👁🗨 Pourquoi le Hamas a sans doute déjà gagné
La cohésion affichée par Israël depuis le 7 octobre commence à s'effriter. Netanyahou, déjà sur la sellette avant l'attaque du Hamas, se retrouve aujourd'hui dans une posture encore plus précaire.
👁🗨 Pourquoi le Hamas a sans doute déjà gagné
Par Richard Silverstein, le 5 janvier 2024
Le Hamas n'est pas seulement une entité militaire - mais un mouvement synonyme de la lutte palestinienne. Et ce mouvement ne sera jamais détruit.
Le 7 octobre, le Hamas a monté une opération audacieuse et désespérée au cours de laquelle il a envahi le sud d'Israël et occupé une vingtaine de villes et de kibboutzim, tuant 1 140 personnes.
Cet assaut aérien, terrestre et maritime soigneusement coordonné par le Hamas, proscrit en tant qu'organisation terroriste au Royaume-Uni et dans d'autres pays, a été d'une ampleur écrasante. Il a stupéfié Israël et le monde entier.
Après plus d'un an de planification et d'entraînement, un millier de combattants ont percé le bouclier défensif d'un milliard de dollars qu'Israël avait laborieusement érigé autour de Gaza pendant plus d'une décennie.
Cet assaut a montré à tous que toutes les technologies sophistiquées du monde peuvent être vaincues par une petite force de guérilla utilisant la surveillance, la planification et de tactiques dispersées sur le champ de bataille.

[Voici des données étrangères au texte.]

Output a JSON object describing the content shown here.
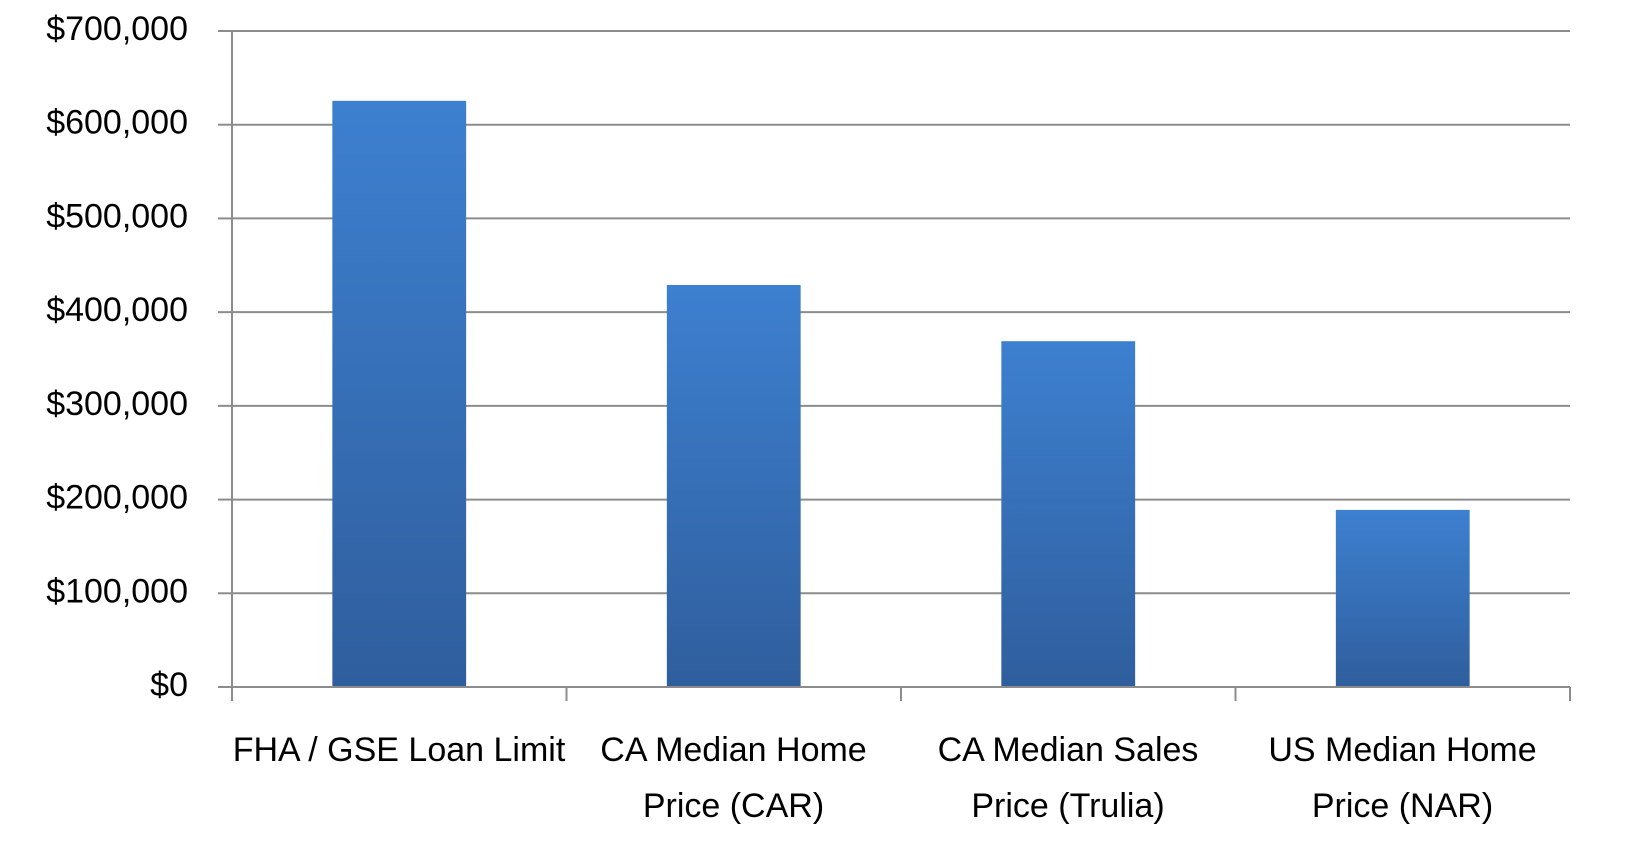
{
  "chart_data": {
    "type": "bar",
    "categories": [
      "FHA / GSE Loan Limit",
      "CA Median Home Price (CAR)",
      "CA Median Sales Price (Trulia)",
      "US Median Home Price (NAR)"
    ],
    "values": [
      625500,
      429000,
      369000,
      189000
    ],
    "color": "#3a78c6",
    "ylim": [
      0,
      700000
    ],
    "yticks": [
      {
        "value": 0,
        "label": "$0"
      },
      {
        "value": 100000,
        "label": "$100,000"
      },
      {
        "value": 200000,
        "label": "$200,000"
      },
      {
        "value": 300000,
        "label": "$300,000"
      },
      {
        "value": 400000,
        "label": "$400,000"
      },
      {
        "value": 500000,
        "label": "$500,000"
      },
      {
        "value": 600000,
        "label": "$600,000"
      },
      {
        "value": 700000,
        "label": "$700,000"
      }
    ],
    "grid": true
  }
}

Le Hamas a brisé les mesures de sécurité que les Israéliens ont cru impénétrables. Il a réduit à néant toutes les hypothèses que les services de renseignement militaire israéliens avaient formulées au sujet du Hamas.
Le Shin Bet et l'armée israélienne estimaient avec suffisance que le Hamas avait trop à perdre pour monter une opération d'envergure contre Israël, qu'il était plus intéressé par le maintien de son autorité sur Gaza que par une entrée en guerre. Ils avaient tout faux.

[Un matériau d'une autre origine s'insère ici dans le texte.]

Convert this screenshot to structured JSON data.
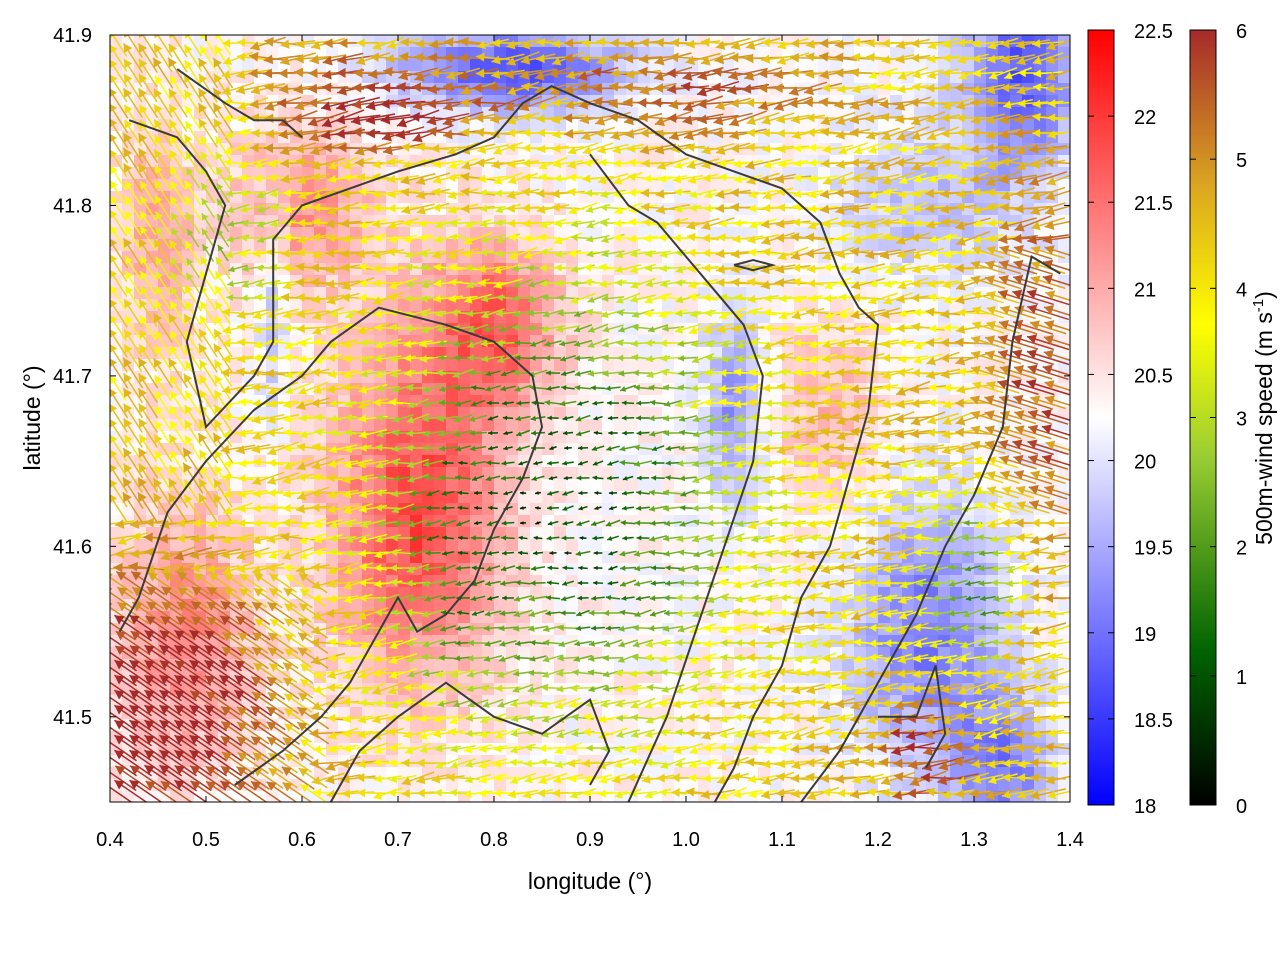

Rébellion contre le pouvoir
Israël et son siège de Gaza, en vigueur depuis 17 ans, ont réduit les habitants de la bande de Gaza au désespoir. La plupart d'entre eux ont perdu tout espoir d'une vie meilleure, d'un avenir meilleur. Ils vivent, mais à la merci des autres.
Les attaques étaient une rébellion contre la destinée, une proclamation que le peuple palestinien, quel qu'en soit le prix, combattra ses oppresseurs.

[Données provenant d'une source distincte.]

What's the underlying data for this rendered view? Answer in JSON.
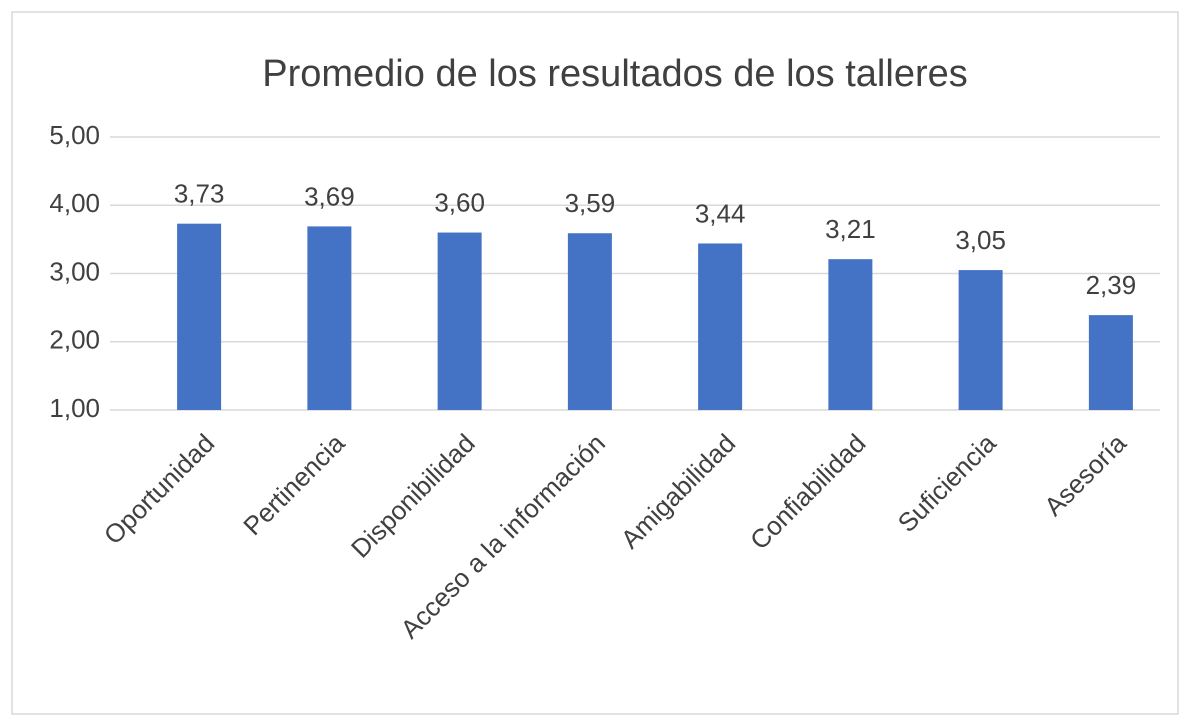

Le monde, lui aussi, semblait s'être désintéressé de la Palestine. Les États-Unis avaient conçu les accords Abraham avec quatre États arabes auparavant acquis à la cause palestinienne.
Jusqu'à l'attentat du 7 octobre, l'administration Biden avait courtisé l'Arabie saoudite pour qu'elle rejoigne le quartet. Elle l'aurait probablement fait. Mais le Hamas a réduit à néant l'une des rares réalisations régionales du président américain Joe Biden.
Les Palestiniens occupent à nouveau le devant de la scène. Ils ont forcé le monde à faire face à leur situation critique. Ils ont revendiqué leurs droits.
L'attentat du 7 octobre a rappelé à tous que les Palestiniens sont irréductibles et qu'ils ne se laisseront pas faire sans réagir, et que les ignorer a un coût effroyable.
L'invasion sanglante par Israël, qui a coûté la vie à plus de 22 000 Palestiniens (et plus encore chaque jour), a dévasté la perception d'Israël dans le monde.
Au lieu d'être perçu comme une démocratie et un innovateur technologique, le monde voit désormais en Israël un régime sanguinaire et génocidaire.
Le Hamas a une fois de plus supplanté l'Autorité palestinienne en tant que porte-drapeau du nationalisme palestinien. Le Fatah n'est plus qu'un collaborateur corrompu de l'ennemi israélien.
Le Hamas a frappé un grand coup, rappelant aux Palestiniens que la résistance armée, quel qu'en soit le prix, est tout ce que le monde comprend.
La guerre sur deux fronts
Le Hamas a renforcé la position de l'Iran et de son axe de résistance, qui a lancé des attaques contre les intérêts militaires et commerciaux des États-Unis et d'Israël, de l'Irak au Yémen.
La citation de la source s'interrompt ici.